The goal of this emergent research area is to link the field of dimensionality reduction (DR) with that of information visualization (IV), in order to harness the special properties of the latter within DR frameworks. In particular, the properties of controllability and interactivity are of interest, which should make the DR outcomes significantly more understandable and tractable for the (no-necessarily-expert) user. These two properties allow the user to have freedom to select the best way for representing data.
This reseach line's main goal is to implement machine learning techniques into Embedded Systems within limited-resources frameworks. Therefore, it explores not only low-computation-cost machine learning techniques but preprocessing approaches (such as data cleansing and dimensionality reduction algorithms) aimed at reducing the computacional load and the usage of microprocessor's RAM memory.

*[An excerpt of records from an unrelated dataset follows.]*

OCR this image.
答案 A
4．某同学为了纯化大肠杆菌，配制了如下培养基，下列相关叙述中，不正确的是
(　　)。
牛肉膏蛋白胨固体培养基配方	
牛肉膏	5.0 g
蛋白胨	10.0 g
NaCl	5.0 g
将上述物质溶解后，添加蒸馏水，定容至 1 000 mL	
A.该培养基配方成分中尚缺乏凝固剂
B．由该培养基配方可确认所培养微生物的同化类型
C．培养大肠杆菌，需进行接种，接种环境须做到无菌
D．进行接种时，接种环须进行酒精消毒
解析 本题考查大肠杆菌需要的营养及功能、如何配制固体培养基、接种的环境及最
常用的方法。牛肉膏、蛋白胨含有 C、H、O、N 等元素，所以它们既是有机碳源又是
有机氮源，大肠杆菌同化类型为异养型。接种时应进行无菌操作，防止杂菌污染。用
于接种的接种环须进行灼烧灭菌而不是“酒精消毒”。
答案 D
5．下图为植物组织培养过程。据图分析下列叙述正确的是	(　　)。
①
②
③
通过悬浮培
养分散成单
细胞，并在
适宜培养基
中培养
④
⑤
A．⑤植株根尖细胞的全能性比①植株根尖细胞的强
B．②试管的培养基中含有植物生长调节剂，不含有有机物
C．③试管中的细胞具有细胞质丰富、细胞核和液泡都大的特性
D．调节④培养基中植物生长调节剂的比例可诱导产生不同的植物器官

Given the versatility of sensor networks, the embedded systems may acquire data of interest from several fields: bio-signals, agriculture, and education, among others.
CBR in the health science are oriented to the case representation where is necessary synthesizing adequate features for CBR, reducing the number of features in highly dimensional data and one important focus will be how case based reasoning can associate probabilities and statistics with its results and taking into account the concurrence of several ailments.
The analysis of dynamic or time-varying data has emerged as an issue of great interest taking increasingly an important place in scientific community, especially in automation, pattern recognition and machine learning. There exists a broad range of important applications such as video analysis, motion identification, segmentation of human motion and plane tracking, among others. Spectral matrix analysis is one of the approaches to address this issue. Spectral techniques, mainly those based on kernels, have proved to be a suitable tool in several aspects of interest in pattern recognition and machine learning even when data are time-varying, such as the estimation of the number of clusters, clustering and classification. Most of spectral clustering approaches have been designed for analyzing static data, discarding the temporal information, i.e. the evolutionary behaviour along time. Some works have been developed to deal with the time varying effect. Nonetheless, an approach able to accurately track and cluster time-varying data in real time applications remains an open issue. This research aims to design kernel-based dynamic spectral clustering using a primal-dual approach so as to carry out the grouping task involving the dynamic information, that is to say, the changes of data frames along time.
This research line's aim is to explore the benefit of using non-supervised approaches for data representation and classification on the automatic identification of cardiac arrhythmias in ECG Holter recordings.